Note that this will only work if the indents are the same for every line
– it’s crucial that the first line of this multiline string only has the “”” and nothing else.
Otherwise stripIndents would count this multiline string as not indented.
An additional gotcha is that this multiline Groovy string should eventually turn into one line in bash.
As a result, to get a \n (newline character for printf) in our bash script, we have to write \\n in our Groovy script.
Then we can use collect to add a custom string for each name & fasta pairing to our config file.
This produces a list and we don’t want the [] to end up in our string, so we additionally use join to concatenate all the list items into a string.
Finally the whole string needs to be split by newline (this is the Groovy newlines, not our \\n) and joined again.

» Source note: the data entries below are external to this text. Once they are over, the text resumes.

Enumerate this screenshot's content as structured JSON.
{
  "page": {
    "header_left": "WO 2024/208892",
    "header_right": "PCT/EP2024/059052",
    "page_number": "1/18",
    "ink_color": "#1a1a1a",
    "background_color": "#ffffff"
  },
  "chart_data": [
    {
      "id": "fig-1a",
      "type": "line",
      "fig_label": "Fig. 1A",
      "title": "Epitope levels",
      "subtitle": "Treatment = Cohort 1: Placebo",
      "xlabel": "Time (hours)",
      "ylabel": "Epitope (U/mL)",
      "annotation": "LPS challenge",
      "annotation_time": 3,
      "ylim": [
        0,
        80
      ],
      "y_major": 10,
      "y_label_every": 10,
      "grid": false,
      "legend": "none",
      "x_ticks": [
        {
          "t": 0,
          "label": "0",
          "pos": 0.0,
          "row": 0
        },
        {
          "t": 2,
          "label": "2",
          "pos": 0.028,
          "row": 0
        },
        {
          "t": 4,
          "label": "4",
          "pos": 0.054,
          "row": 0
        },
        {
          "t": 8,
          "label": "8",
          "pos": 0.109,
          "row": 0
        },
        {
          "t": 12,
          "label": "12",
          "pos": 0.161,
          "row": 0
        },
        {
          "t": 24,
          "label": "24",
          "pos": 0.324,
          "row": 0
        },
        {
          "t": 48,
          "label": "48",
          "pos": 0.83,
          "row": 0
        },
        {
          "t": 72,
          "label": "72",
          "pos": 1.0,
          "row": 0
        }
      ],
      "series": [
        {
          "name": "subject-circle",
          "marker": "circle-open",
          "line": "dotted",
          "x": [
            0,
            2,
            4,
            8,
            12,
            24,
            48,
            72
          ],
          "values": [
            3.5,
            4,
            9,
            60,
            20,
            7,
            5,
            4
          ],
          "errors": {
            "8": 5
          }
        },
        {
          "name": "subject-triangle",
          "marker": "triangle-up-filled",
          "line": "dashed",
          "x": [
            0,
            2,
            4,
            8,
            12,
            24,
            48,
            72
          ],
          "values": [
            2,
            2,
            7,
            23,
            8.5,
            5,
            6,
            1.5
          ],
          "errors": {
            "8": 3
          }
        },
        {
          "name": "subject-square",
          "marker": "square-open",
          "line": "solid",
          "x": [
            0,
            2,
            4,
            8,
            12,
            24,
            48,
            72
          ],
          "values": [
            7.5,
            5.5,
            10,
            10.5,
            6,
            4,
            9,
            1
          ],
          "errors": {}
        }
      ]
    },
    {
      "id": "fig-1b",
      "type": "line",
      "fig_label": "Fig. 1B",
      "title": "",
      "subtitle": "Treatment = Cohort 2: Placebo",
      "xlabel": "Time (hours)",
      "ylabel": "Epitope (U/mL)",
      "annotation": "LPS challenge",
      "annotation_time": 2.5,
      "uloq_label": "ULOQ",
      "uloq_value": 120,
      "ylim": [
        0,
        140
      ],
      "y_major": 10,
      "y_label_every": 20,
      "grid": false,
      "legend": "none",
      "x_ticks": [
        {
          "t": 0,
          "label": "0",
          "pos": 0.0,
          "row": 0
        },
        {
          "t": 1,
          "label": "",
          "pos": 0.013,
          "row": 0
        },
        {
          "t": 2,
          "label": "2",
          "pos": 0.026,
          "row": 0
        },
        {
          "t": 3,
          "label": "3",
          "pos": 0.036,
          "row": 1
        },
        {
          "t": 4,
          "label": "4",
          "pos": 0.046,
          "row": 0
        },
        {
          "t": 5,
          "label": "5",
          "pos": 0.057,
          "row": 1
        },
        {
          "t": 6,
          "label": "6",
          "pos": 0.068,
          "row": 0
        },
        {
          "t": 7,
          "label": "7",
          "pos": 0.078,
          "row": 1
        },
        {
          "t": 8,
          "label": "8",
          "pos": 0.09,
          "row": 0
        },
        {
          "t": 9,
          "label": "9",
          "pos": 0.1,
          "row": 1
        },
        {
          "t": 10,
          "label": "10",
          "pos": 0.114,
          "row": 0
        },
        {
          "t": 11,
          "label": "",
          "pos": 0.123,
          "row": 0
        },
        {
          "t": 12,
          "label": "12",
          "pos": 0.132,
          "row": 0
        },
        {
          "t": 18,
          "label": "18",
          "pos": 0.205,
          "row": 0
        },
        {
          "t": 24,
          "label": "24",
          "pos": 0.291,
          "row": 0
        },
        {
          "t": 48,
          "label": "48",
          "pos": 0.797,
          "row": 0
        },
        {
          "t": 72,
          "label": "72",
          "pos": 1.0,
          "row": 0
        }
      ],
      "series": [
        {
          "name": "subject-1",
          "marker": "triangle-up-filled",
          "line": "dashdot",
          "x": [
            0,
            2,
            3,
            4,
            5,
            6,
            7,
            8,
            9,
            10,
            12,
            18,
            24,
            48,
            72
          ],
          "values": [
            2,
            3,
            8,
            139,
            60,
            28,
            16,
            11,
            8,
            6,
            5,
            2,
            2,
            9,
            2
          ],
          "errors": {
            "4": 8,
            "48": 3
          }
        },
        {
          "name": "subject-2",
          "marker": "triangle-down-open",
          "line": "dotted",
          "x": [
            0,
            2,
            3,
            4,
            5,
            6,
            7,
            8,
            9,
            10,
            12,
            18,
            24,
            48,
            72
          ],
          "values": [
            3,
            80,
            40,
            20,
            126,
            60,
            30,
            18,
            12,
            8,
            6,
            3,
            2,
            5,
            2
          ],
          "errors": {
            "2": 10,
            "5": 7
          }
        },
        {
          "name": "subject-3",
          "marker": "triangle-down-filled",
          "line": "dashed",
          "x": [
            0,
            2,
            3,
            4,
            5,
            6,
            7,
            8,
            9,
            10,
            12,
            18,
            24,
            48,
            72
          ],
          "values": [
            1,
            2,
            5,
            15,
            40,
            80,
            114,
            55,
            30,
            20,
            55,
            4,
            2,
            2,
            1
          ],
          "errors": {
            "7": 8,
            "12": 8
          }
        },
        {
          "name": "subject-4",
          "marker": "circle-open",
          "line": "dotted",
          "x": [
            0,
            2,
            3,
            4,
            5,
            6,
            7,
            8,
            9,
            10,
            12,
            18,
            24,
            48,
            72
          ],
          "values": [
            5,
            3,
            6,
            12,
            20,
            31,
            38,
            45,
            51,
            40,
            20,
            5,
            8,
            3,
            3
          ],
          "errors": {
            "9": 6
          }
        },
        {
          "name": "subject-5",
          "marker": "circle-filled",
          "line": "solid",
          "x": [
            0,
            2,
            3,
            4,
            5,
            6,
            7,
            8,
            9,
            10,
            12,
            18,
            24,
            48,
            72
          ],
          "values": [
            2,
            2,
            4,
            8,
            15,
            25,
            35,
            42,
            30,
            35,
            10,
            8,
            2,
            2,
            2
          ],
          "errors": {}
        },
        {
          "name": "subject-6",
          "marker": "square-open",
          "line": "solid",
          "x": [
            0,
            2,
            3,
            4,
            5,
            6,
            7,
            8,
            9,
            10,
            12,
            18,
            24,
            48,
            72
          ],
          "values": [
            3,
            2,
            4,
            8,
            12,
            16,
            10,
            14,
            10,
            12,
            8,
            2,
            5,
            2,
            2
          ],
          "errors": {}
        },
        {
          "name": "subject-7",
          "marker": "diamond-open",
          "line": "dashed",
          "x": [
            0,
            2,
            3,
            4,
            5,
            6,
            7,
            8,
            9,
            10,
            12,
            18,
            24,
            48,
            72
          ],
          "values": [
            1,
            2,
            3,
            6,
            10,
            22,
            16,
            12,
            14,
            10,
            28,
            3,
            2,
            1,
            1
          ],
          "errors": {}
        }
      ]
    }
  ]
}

The actual bash portion of this script just printfs the contents of our one-line string into our config file.
script:
custom_config = 'custom.config'
name_fasta_pairing = [genome_names, genome_fastas.collect()].transpose() // these are now organized like this: [[name1, fasta1], [name2, fasta2]]
config_file = """
#list of all our genome_names and genome_fastas:\\n
${name_fasta_pairing.collect{"${it[0]} = ${it[1]}\\n"}.join()}
""".stripIndent().split('\n').join('')
"""
printf '$config_file' >> $custom_config
"""
}
Now you may wonder why we needed to go through all the nonsense of
escaping bash syntax in our Groovy string – why not make a Groovy string
and write directly to a file using Groovy?
The problem here lies with where this Groovy code gets executed.
The following would create the config file in the directory from where
we run the workflow, rather than inside the work directory:
config_file = """
#list of all our genome_names and genome_fastas:
${name_fasta_pairing.collect{"${it[0]} = ${it[1]}\n"}.join()}
""".stripIndent()
file(custom_config) << config_file
This leads to problems because the file would be overwritten every run, so for now our clunky solution has to do.
Let’s run it:
nextflow run write_custom_config_files_within_process.nf
N E X T F L O W ~ version 19.09.0-edge
Launching 'write_custom_config_files_within_process.nf' [special_cuvier] - revision: 08a6a5850d
executor > local (1)
[1b/a693d8] process > software_that_requi... [100%] 1 of 1 ✔
And it looks just how we wanted it:
$ cat custom_config/custom.config
#list of all our genome_names and genome_fastas:
strain_1 = lmao_this_file_name_is_a_mess_strain1.fasta
strain_2 = strain2_some_totally_random_filename.fasta
I hope this article was informative and you learned at least one new thing.